Claudio Manuel da Silva *

Para melhor compreender o tema semente salva, é necessário um preâmbulo que ponha em destaque o potencial de uma semente produzida de acordo com os critérios técnicos estabelecidos pela pesquisa e pela experiência adquirida ao longo de muitos anos de trabalho nesse segmento da atividade agrícola.

O melhoramento genético das plantas é, sem dúvida, uma das atividades que a inteligência humana desenvolveu e obteve maior sucesso.

Se hoje o mundo consegue produzir alimentos suficientes para alimentar sua crescente população, com certeza, foi porque novas e melhores práticas agronômicas foram adotadas a partir dos últimos 150 anos.

E no melhoramento genético temos o grande responsável pelos ganhos de produtividade.

Para que isso ocorresse, no entanto, muito conhecimento, esforço pessoal e enorme quantidade de dinheiro e tempo foram investidos nesse processo que culmina na obtenção da nova semente, capaz de reproduzir todo o ganho almejado.

Todas as espécies vegetais são melhoradas com o propósito essencial de se obter maior produtividade e melhor qualidade, a partir de uma ou mais variedades pré-existentes.

Esse trabalho, no entanto, dependendo da espécie, além do gasto financeiro e esforço pessoal, pode demandar até dezenas de anos.
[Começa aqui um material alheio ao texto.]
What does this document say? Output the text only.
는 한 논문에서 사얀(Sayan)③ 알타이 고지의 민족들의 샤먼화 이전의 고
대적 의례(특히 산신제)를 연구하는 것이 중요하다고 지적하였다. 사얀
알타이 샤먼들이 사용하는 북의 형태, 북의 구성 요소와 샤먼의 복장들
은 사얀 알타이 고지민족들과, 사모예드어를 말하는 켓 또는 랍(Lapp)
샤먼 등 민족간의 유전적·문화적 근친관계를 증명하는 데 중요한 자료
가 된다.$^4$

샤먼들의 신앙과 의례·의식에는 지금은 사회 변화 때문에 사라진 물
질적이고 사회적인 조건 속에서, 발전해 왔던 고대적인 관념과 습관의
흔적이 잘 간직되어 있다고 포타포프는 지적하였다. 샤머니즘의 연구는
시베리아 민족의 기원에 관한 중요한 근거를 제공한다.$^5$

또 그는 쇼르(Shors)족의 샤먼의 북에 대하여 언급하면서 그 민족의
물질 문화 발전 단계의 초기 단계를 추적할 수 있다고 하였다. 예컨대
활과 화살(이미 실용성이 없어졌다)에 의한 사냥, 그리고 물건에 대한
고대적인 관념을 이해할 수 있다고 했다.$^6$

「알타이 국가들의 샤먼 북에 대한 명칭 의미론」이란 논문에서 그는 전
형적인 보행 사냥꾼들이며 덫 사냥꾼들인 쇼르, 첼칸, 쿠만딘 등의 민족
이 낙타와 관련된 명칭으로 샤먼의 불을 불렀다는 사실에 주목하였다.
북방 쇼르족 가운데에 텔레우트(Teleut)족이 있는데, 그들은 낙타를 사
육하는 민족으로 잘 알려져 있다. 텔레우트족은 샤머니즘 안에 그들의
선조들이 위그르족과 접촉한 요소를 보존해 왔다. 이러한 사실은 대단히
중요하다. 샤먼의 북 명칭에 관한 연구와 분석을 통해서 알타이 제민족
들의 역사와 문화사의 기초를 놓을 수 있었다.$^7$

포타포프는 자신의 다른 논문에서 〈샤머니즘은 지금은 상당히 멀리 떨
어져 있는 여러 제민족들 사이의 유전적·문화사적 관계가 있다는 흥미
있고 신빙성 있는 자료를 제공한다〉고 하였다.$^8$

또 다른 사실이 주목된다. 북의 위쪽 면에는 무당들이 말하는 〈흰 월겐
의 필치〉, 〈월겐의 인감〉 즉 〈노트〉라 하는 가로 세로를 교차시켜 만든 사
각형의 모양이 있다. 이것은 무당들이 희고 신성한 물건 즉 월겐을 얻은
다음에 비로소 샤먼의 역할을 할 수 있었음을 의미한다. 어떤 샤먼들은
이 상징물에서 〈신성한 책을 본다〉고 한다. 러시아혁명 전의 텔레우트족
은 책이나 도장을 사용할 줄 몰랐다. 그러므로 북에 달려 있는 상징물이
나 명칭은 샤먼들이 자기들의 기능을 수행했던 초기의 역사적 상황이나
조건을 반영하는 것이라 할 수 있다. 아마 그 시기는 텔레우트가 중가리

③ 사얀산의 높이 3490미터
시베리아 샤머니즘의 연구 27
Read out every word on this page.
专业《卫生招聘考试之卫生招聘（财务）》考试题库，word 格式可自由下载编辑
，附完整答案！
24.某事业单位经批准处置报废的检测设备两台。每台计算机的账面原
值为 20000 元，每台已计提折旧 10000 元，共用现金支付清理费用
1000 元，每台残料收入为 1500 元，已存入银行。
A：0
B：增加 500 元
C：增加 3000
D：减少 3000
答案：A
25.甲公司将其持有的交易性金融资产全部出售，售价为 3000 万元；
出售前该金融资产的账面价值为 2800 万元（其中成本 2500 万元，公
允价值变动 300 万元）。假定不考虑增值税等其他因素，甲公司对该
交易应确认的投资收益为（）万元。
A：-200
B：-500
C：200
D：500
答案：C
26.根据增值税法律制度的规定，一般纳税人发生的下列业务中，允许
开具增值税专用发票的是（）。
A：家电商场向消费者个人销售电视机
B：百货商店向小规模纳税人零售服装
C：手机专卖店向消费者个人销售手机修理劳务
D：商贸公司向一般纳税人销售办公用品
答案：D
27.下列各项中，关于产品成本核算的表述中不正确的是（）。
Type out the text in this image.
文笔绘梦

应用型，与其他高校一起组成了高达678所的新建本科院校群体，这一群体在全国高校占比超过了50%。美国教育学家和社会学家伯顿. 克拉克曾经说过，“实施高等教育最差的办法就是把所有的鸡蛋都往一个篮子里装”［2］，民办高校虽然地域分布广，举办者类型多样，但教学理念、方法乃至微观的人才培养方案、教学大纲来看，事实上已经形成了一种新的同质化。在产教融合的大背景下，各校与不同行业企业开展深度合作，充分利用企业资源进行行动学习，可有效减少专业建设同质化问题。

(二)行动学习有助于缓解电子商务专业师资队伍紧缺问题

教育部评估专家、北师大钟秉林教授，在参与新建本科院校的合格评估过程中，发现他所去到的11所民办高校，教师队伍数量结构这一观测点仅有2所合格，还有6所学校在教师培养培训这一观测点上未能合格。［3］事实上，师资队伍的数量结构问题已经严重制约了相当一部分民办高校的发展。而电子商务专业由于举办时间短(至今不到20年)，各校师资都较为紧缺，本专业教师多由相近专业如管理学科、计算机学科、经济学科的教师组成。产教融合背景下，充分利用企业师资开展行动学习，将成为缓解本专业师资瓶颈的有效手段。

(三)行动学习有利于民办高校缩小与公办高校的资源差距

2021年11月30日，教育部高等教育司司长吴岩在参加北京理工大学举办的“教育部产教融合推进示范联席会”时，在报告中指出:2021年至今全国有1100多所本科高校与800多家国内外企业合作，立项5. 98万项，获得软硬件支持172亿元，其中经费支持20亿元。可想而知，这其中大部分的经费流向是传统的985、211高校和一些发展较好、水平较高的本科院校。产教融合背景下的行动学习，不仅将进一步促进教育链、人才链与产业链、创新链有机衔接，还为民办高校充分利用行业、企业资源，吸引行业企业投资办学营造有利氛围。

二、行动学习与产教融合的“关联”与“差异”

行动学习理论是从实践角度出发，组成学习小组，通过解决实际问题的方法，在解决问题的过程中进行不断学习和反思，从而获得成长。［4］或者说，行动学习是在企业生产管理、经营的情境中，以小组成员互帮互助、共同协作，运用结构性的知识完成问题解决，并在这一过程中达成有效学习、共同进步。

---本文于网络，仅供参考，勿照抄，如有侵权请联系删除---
Como exemplo, cita-se o algodoeiro, que para obtenção de uma nova cultivar são necessários de 15 a 20 anos. Algumas cultivares hoje plantadas no Brasil demandaram cerca de 50 anos de contínuo melhoramento. Isto porque, nessa espécie, além da característica produtividade, muitas outras relacionadas com a qualidade da fibra, são pesquisadas.

As instituições governamentais já demonstraram, ao longo de muitos anos anteriores, não possuírem recursos ou políticas duradouras suficientes para suportar todos os custos de pesquisa.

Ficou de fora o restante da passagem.